The invention is directed to integrated circuits, and more specifically to improved output driver circuits in integrated circuits manufactured using CMOS technology.
Integrated circuits which operate as logic circuits, including such LSI and VLSI circuits as microprocessors, microcomputers, and memories, present digital logic signals at their output. The desired output waveform of the transition of such digital logic signals going from a "0" logic state to a "1" logic state, or vice versa, is a step function, i.e., a square transition occurring in zero time. A rapid transition providing sufficient sink or source current is desired, of course, since the faster that an output circuit can provide a transition, the faster the receiving circuit can respond to the transition. However, the realization of such a logic transition in actual circuits provides a waveform having a non-zero rise or fall time, and having varying degrees of overshoot and undershoot, such overshoot and undershoot appearing not only at the output terminal, but also as noise on the power supply nodes and buses. Generally, as the desired speed of operation of circuits performing digital logic functions increases, the amplitude of such overshoot and undershoot increases, causing the circuit designer to make a tradeoff between the switching speed (and drive capability) of an output buffer circuit versus the amplitude of the noise generated by the output buffer circuit.
It is further useful, especially in VLS1 logic circuits, to provide digital output in a parallel manner, i.e., a plurality of digital output signals occurring at approximately the same time. In such a parallel arrangement, it is convenient to share power supply buses among the individual output buffers in order to conserve chip area. However, the sharing of power supply buses among output buffer circuits allaows the overshoot and undershoot at the power supply node of a switching output buffer to couple to the power supply node of a neighboring output buffer which is not switching. If the amplitude of the switching noise is sufficient, disruption of the output of the non-switching buffer may occur. In addition, circuits other than output buffers may also be sharing the power supply buses, and therefore may be disrupted by the switching noise of an output buffer. As a result, the trend of incorporating more and more logic functions into single integrated circuits, said functions necessarily being closer together, increases the sensitivity of integrated circuits to switching noise.
In addition, many such circuits are preferably constructed using CMOS (complementary metal-oxide-semiconductor) technology, because of the reduced power consumption and increased switching speed of digital logic circuits using CMOS technology. The use of CMOS in the construction of logic circuits further provides the ability to incorporate more logic functions into a semiconductor device of a given size, further increasing the amplitude of, and sensitivity to, such outpuyt overshoot and undershoot.
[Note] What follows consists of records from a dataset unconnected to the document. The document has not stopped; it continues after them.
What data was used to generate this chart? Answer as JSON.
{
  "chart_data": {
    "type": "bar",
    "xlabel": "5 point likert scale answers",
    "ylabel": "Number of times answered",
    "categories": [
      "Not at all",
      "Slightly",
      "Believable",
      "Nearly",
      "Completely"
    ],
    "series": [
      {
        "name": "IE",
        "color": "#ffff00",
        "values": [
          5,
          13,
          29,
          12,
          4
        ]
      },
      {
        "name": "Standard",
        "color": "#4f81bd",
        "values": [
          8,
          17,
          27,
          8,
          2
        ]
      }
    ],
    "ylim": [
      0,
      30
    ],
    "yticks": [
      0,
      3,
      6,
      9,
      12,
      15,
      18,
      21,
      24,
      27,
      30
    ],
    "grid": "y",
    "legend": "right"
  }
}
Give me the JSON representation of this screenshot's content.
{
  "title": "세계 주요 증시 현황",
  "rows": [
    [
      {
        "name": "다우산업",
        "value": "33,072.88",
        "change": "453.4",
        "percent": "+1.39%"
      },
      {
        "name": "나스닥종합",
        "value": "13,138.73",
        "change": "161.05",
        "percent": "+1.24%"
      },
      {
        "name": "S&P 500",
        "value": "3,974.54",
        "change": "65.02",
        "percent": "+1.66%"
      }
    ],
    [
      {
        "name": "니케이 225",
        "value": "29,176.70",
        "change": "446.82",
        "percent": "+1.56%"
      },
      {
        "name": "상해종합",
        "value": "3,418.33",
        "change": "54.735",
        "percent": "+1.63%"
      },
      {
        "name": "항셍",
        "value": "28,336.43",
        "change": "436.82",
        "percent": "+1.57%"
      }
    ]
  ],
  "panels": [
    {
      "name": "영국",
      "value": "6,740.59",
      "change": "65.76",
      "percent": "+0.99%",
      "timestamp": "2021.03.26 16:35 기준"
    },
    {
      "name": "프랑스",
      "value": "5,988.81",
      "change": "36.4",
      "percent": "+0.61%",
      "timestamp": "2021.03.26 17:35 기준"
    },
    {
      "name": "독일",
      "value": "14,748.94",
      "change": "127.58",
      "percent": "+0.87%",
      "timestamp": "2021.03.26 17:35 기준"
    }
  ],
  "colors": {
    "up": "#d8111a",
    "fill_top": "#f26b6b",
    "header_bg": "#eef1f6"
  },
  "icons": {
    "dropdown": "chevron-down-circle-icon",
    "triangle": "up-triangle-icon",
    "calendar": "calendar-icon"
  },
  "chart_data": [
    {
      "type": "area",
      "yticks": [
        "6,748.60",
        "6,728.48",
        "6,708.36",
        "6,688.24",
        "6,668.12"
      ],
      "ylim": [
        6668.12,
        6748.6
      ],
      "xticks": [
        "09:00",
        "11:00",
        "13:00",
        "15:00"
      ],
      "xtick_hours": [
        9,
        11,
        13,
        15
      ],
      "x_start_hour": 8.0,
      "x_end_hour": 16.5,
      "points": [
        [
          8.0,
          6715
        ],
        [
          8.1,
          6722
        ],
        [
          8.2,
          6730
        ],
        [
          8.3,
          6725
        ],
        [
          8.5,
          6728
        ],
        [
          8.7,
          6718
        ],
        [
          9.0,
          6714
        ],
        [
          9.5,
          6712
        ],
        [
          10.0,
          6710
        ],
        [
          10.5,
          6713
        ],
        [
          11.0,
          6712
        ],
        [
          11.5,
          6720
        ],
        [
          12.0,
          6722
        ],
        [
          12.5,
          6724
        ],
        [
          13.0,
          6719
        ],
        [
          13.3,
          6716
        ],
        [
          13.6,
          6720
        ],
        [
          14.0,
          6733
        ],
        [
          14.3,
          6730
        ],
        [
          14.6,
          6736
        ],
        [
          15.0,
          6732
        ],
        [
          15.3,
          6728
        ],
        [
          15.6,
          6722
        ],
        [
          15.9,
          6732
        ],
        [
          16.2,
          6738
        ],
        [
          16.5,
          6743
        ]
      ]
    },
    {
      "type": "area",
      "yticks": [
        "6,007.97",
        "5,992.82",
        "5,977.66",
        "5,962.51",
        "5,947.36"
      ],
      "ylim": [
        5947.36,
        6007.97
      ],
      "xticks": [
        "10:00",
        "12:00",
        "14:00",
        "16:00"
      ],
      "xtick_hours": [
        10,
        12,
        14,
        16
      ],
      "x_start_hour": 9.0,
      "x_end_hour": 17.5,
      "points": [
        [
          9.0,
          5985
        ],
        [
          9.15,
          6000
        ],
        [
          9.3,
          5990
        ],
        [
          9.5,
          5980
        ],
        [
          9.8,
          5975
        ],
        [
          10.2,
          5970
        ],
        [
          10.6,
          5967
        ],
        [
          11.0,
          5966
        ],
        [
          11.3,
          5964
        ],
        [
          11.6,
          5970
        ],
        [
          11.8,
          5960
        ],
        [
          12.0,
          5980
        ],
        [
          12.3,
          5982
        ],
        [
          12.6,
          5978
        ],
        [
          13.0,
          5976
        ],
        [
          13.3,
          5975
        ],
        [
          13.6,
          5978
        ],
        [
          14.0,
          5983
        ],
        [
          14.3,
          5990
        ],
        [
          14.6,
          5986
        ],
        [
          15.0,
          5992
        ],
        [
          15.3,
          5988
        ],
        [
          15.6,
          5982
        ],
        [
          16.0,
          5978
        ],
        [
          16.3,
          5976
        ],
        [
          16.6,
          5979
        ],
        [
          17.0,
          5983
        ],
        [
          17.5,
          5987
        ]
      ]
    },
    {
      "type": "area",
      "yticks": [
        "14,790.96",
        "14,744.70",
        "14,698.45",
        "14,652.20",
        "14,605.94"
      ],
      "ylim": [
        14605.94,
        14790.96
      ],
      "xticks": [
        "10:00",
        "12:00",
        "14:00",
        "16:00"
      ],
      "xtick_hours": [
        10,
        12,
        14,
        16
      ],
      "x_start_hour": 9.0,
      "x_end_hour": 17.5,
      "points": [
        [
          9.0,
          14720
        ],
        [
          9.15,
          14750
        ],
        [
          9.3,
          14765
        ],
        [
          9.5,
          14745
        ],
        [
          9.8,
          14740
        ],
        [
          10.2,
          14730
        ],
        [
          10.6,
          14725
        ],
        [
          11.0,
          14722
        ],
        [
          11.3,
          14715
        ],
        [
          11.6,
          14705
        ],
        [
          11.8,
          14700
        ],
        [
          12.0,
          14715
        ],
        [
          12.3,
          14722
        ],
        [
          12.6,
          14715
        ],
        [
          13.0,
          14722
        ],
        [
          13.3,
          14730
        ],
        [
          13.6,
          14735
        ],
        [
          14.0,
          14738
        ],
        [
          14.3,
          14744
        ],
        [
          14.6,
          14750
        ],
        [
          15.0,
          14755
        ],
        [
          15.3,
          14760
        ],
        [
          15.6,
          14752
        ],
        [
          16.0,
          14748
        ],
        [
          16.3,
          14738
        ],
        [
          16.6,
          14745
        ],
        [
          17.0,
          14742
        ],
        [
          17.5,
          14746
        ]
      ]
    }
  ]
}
Prior techniques for dealing with this problem have included the use of separate ground nodes in an n-channel push-pull MOS output buffer, one of said ground nodes for sinking current during the initial transition from a high output state to a low output state, and the other for sinking DC current during the steady state condition of a low output state. Such an output buffer is shown and described in "A LAN System Interface Chip with Selectable Bus Protocols", by Donald Walters, Jr. et al., 1985 Digest of Technical Papers, 1985 IEEE International Solid-State Circuits Conference (IEEE, 1985), pp. 190-191. The separate ground nodes allow the DC ground node to sink output current without having the undershoot associated with the original transition coupled to it. However, the use of n-channel technology inherently precludes the circuit described in this paper from driving a "1" logic state to the full level of the biasing power supply, since the n-channel pull-up transistor will turn off as the output terminal of the circuit reaches a voltage greater than the blasing power supply voltage less a transistor threshold voltage. While further prior techniques have provided the use of a transistor in series between the output terminal and the drain of the pull-down transistor to damp the undershoot generated by a high-to-low transition, such a technique is ineffective for low-to-high transitions; if used in the pull-up side of an NMOS output buffer, the n-channel pull-up transistor would switch off a even a lower voltage, further reducing the drive level and increasing the switching time.
It is therefore an object of this invention to provide an output buffer circuit, useful in integrated circuits performing digital logic functions, which provides a fast logic transition in both directions, with overshoot and undershoot greatly reduced over prior output buffer circuits.
It is a further object of this invention to provide an output buffer which is capable of driving the output terminal fully to the voltage of the biasing power supply, but with reduced overshoot.
It is a further object of this invention to provide an output buffer which, when used in a parallel arrangement with other such output buffers, will isolate the power supply nodes of those output buffers which remain in a given output state from the noise created by neighboring output buffers which are making a logic transition.
It is a further object of this invention to provide an output buffer circuit manufacturable using CMOS technology.
It is a further object of this invention to provide an output buffer circuit which allows for the output waveform to be shaped in such a manner as to reduce the radio frequency interference (RFI) emanating from an integrated circuit using said output buffer.
Other objects and benefits of this invention will be apparent to those skilled in the art, based upon the description to follow herein.